In the universe.log we can find the following kind of errors at the time of the issue:
| 2022-01-19 01:58:35 |ERROR|X|IO |pid=10508.16192| u_io_thread_trt | New client 2740 (/ on ) authentication failed: Comlayer error (Time out on Hello)
| 2022-01-19 01:58:37 |ERROR|X|uni|pid=11828.2816| k_handshakeHello | u_recv_msg in error [-2]: ()
| 2022-01-19 01:58:37 |ERROR|X|uni|pid=11828.2816| o_connect_auth | k_connect_auth_timeout returns error [-1]
| 2022-01-19 01:58:37 |ERROR|X|uni|pid=11828.2816| u_io_callsrv_gen | o_connect_auth in error [-1]
| 2022-01-19 01:58:41 |ERROR|X|IO |pid=10508.17892| u_io_thread_trt | New client 2612 (/ on ) authentication failed: Comlayer error (Time out on Hello)
| 2022-01-19 01:58:41 |ERROR|X|IO |pid=10508.15504| u_io_thread_trt | New client 1780 (/ on ) authentication failed: Comlayer error (Time out on Hello)
| 2022-01-19 01:58:41 |ERROR|X|IO |pid=10508.18372| u_io_thread_trt | New client 2108 (/ on ) authentication failed: Comlayer error (Time out on Hello)
| 2022-01-19 01:58:42 |ERROR|X|IO |pid=10508.17600| u_io_thread_trt | New client 2528 (/ on ) authentication failed: Comlayer error (Time out on Hello)
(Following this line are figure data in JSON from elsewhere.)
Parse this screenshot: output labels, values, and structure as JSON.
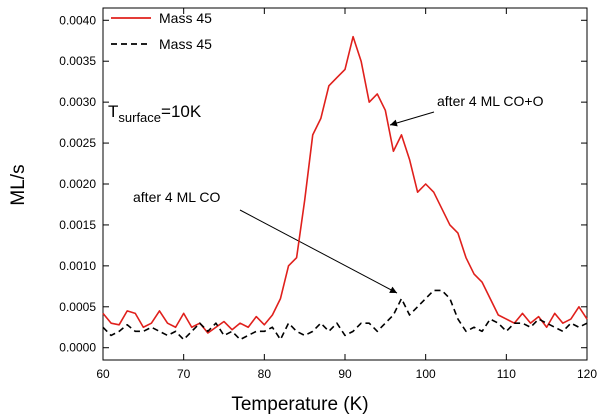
{
  "chart_data": {
    "type": "line",
    "x_label": "Temperature (K)",
    "y_label": "ML/s",
    "x": [
      60,
      61,
      62,
      63,
      64,
      65,
      66,
      67,
      68,
      69,
      70,
      71,
      72,
      73,
      74,
      75,
      76,
      77,
      78,
      79,
      80,
      81,
      82,
      83,
      84,
      85,
      86,
      87,
      88,
      89,
      90,
      91,
      92,
      93,
      94,
      95,
      96,
      97,
      98,
      99,
      100,
      101,
      102,
      103,
      104,
      105,
      106,
      107,
      108,
      109,
      110,
      111,
      112,
      113,
      114,
      115,
      116,
      117,
      118,
      119,
      120
    ],
    "series": [
      {
        "name": "Mass 45",
        "color": "#e0201c",
        "dash": false,
        "values": [
          0.00042,
          0.0003,
          0.00028,
          0.00045,
          0.00042,
          0.00025,
          0.0003,
          0.00045,
          0.0003,
          0.00025,
          0.00042,
          0.00025,
          0.0003,
          0.00018,
          0.00025,
          0.00032,
          0.00022,
          0.0003,
          0.00025,
          0.00038,
          0.00028,
          0.0004,
          0.0006,
          0.001,
          0.0011,
          0.0018,
          0.0026,
          0.0028,
          0.0032,
          0.0033,
          0.0034,
          0.0038,
          0.0035,
          0.003,
          0.0031,
          0.0029,
          0.0024,
          0.0026,
          0.0023,
          0.0019,
          0.002,
          0.0019,
          0.0017,
          0.0015,
          0.0014,
          0.0011,
          0.0009,
          0.0008,
          0.0006,
          0.0004,
          0.00035,
          0.0003,
          0.00042,
          0.0003,
          0.00038,
          0.00025,
          0.00042,
          0.0003,
          0.00035,
          0.0005,
          0.00035
        ]
      },
      {
        "name": "Mass 45",
        "color": "#000000",
        "dash": true,
        "values": [
          0.00025,
          0.00015,
          0.0002,
          0.00028,
          0.0002,
          0.0002,
          0.00025,
          0.0002,
          0.00015,
          0.0002,
          0.0001,
          0.0002,
          0.0003,
          0.0002,
          0.0003,
          0.00015,
          0.0002,
          0.0001,
          0.00015,
          0.0002,
          0.0002,
          0.00025,
          0.0001,
          0.0003,
          0.0002,
          0.00015,
          0.0002,
          0.0003,
          0.0002,
          0.0003,
          0.00015,
          0.0002,
          0.0003,
          0.0003,
          0.0002,
          0.0003,
          0.0004,
          0.0006,
          0.0004,
          0.0005,
          0.0006,
          0.0007,
          0.0007,
          0.0006,
          0.00035,
          0.0002,
          0.00025,
          0.0002,
          0.00035,
          0.0003,
          0.0002,
          0.0003,
          0.0003,
          0.00025,
          0.00035,
          0.0003,
          0.00025,
          0.0002,
          0.0003,
          0.00025,
          0.0003
        ]
      }
    ],
    "xlim": [
      60,
      120
    ],
    "xticks": [
      60,
      70,
      80,
      90,
      100,
      110,
      120
    ],
    "ylim": [
      -0.00015,
      0.00415
    ],
    "yticks": [
      {
        "value": 0,
        "label": "0.0000"
      },
      {
        "value": 0.0005,
        "label": "0.0005"
      },
      {
        "value": 0.001,
        "label": "0.0010"
      },
      {
        "value": 0.0015,
        "label": "0.0015"
      },
      {
        "value": 0.002,
        "label": "0.0020"
      },
      {
        "value": 0.0025,
        "label": "0.0025"
      },
      {
        "value": 0.003,
        "label": "0.0030"
      },
      {
        "value": 0.0035,
        "label": "0.0035"
      },
      {
        "value": 0.004,
        "label": "0.0040"
      }
    ],
    "legend": "upper left",
    "annotations": [
      "after 4 ML CO+O",
      "after 4 ML CO"
    ],
    "surface_label": {
      "main": "T",
      "subscript": "surface",
      "suffix": "=10K"
    }
  }
}
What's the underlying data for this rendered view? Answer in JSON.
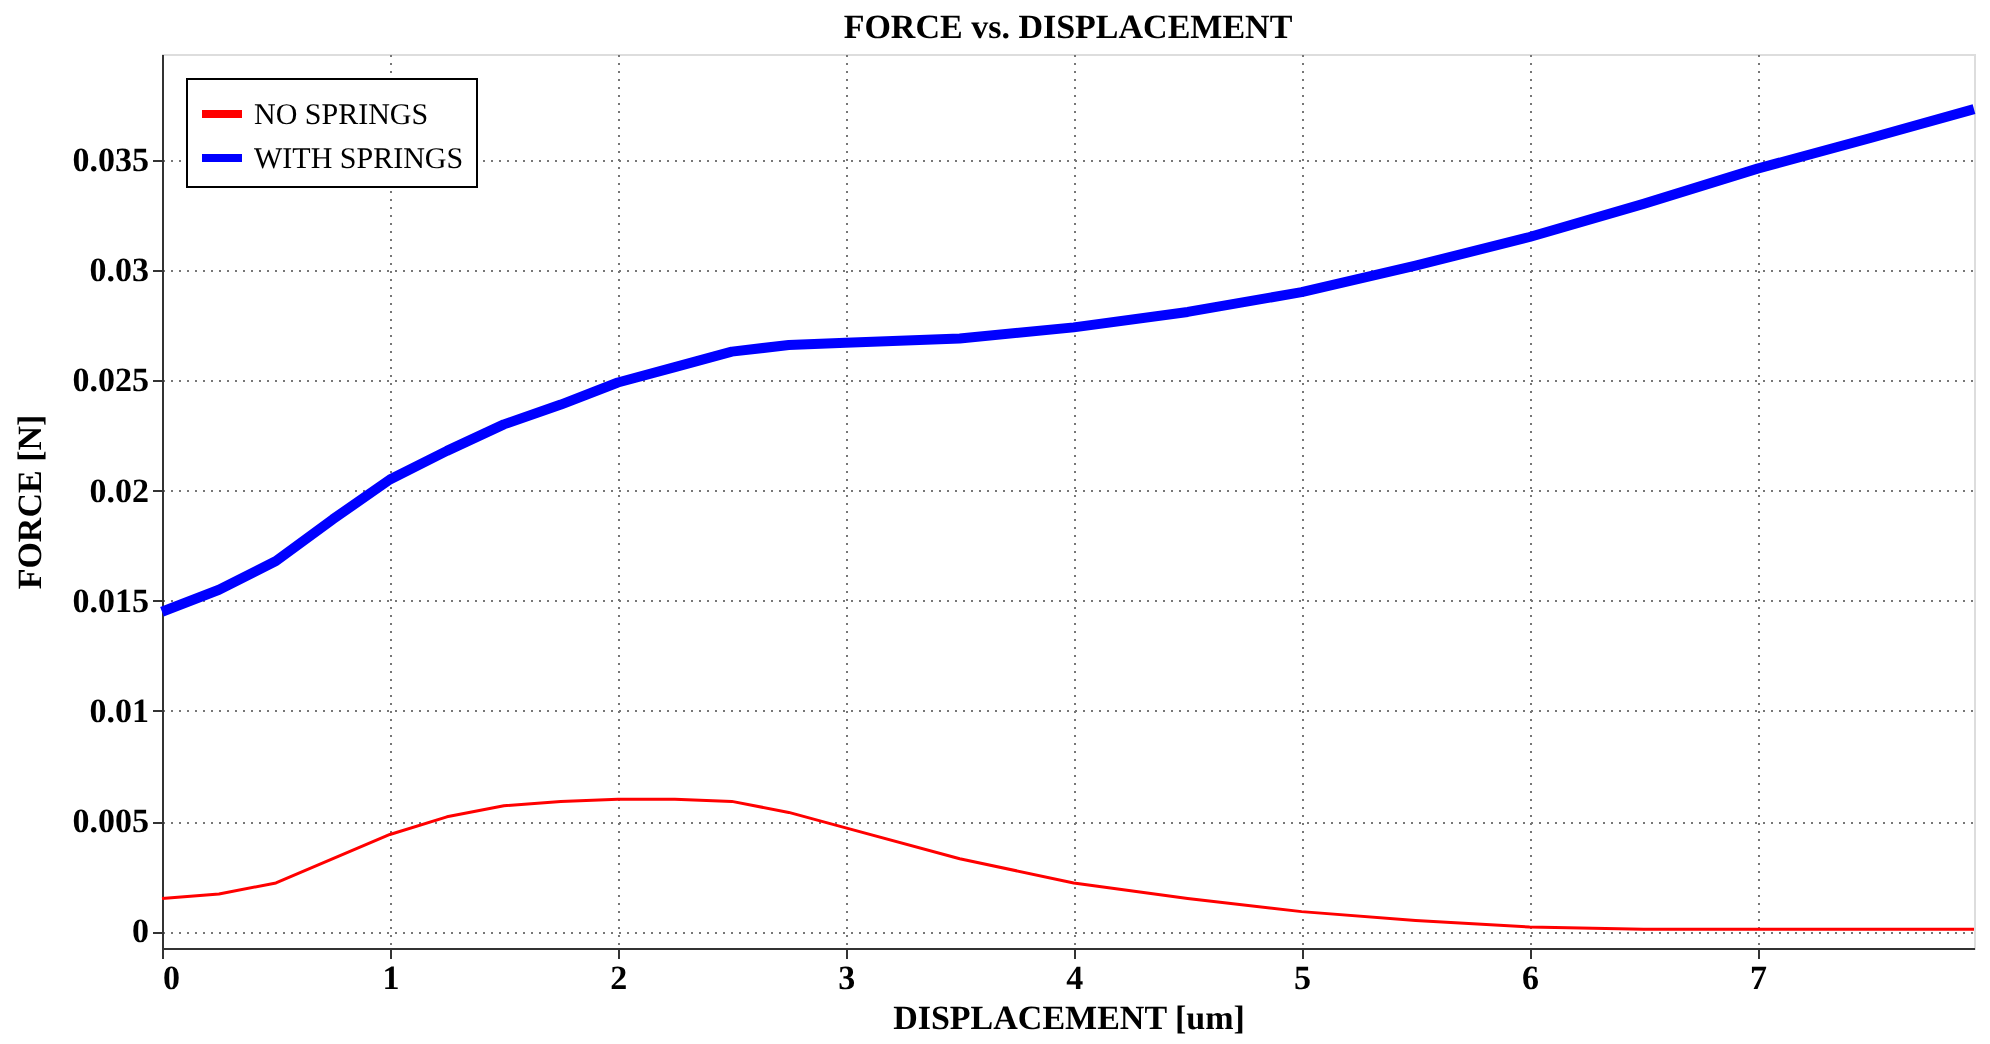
{
  "chart_data": {
    "type": "line",
    "title": "FORCE vs. DISPLACEMENT",
    "xlabel": "DISPLACEMENT [um]",
    "ylabel": "FORCE [N]",
    "x": [
      0,
      0.25,
      0.5,
      0.75,
      1,
      1.25,
      1.5,
      1.75,
      2,
      2.25,
      2.5,
      2.75,
      3,
      3.5,
      4,
      4.5,
      5,
      5.5,
      6,
      6.5,
      7,
      7.5,
      7.95
    ],
    "series": [
      {
        "name": "NO SPRINGS",
        "color": "#ff0000",
        "values": [
          0.0015,
          0.0017,
          0.0022,
          0.0033,
          0.0044,
          0.0052,
          0.0057,
          0.0059,
          0.006,
          0.006,
          0.0059,
          0.0054,
          0.0047,
          0.0033,
          0.0022,
          0.0015,
          0.0009,
          0.0005,
          0.0002,
          0.0001,
          0.0001,
          0.0001,
          0.0001
        ]
      },
      {
        "name": "WITH SPRINGS",
        "color": "#0000ff",
        "values": [
          0.0145,
          0.0155,
          0.0168,
          0.0187,
          0.0205,
          0.0218,
          0.023,
          0.0239,
          0.0249,
          0.0256,
          0.0263,
          0.0266,
          0.0267,
          0.0269,
          0.0274,
          0.0281,
          0.029,
          0.0302,
          0.0315,
          0.033,
          0.0346,
          0.036,
          0.0373
        ]
      }
    ],
    "xlim": [
      0,
      7.95
    ],
    "xticks": [
      0,
      1,
      2,
      3,
      4,
      5,
      6,
      7
    ],
    "ylim": [
      -0.00075,
      0.0398
    ],
    "yticks": [
      0,
      0.005,
      0.01,
      0.015,
      0.02,
      0.025,
      0.03,
      0.035
    ],
    "grid": true,
    "legend": "top left",
    "line_style": "solid",
    "marker": "none"
  }
}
| 2022-01-19 01:58:42 |ERROR|X|INI|pid=13332.14456| k_handshakeHello | u_recv_msg in error [-2]: ()
| 2022-01-19 01:58:42 |ERROR|X|INI|pid=13332.14456| o_connect_auth | k_connect_auth_timeout returns error [-1]
| 2022-01-19 01:58:42 |ERROR|X|INI|pid=13332.14456| u_io_callsrv_connect_r | Error connecting to target IO server: Hello request error (handshake hello to [SWSLBP_local_SIO_X]/[] timeout 0 in error Comlayer error (Error in shutting down ssl socket: SSL
But we can see as well this during other times for other binaries different that uxjobinit (INI), like uxjobstatus (STA) or uxjobend (END), with the following kind of error:
| 2021-11-11 02:49:18 |ERROR|X|INI|pid=15844.8876| u_io_callsrv_connect_r | Error connecting to target IO server: Hello request error (handshake hello to [SWSLBP_local_SIO_X]/[] timeout 0 in error Connection closed (recv(ssl socket=424, bytes=5) return | 2021-11-19 22:31:42 |ERROR|X|STA|pid=16912.2476| u_io_callsrv_connect_r | Error connecting to target IO server: Hello request error (handshake hello to [SWSLBP_local_SIO_X]/[] timeout 0 in error Connection closed (recv(ssl socket=416, bytes=5) return | 2021-12-10 22:32:26 |ERROR|X|END|pid=13920.1888| u_io_callsrv_connect_r | Error connecting to target IO server: Hello request error (handshake hello to [SWSLBP_local_SIO_X]/[] timeout 0 in error Connection closed (recv(ssl socket=412, bytes=5) return
Release : 6.x
Component : DOLLAR UNIVERSE
SSL Enabled in the Nodes
Configuration issue, default timeout for SSL connections (20s) being not sufficient in case of important activity.
We suggest to increase both the IO timeout and the Time-out for SSL connection from the default values (10s and 20s) to 60s.
In the Node Settings - Section Technical Settings
Time-out for IO server (seconds):10 - increase to 60
In the Node Settings - Section Network parameters - TLS/SSL Settings
Time-out for SSL connection (seconds): 20 - increase to 60
Save and Close and restart the Node, timeout related errors should not appear anymore.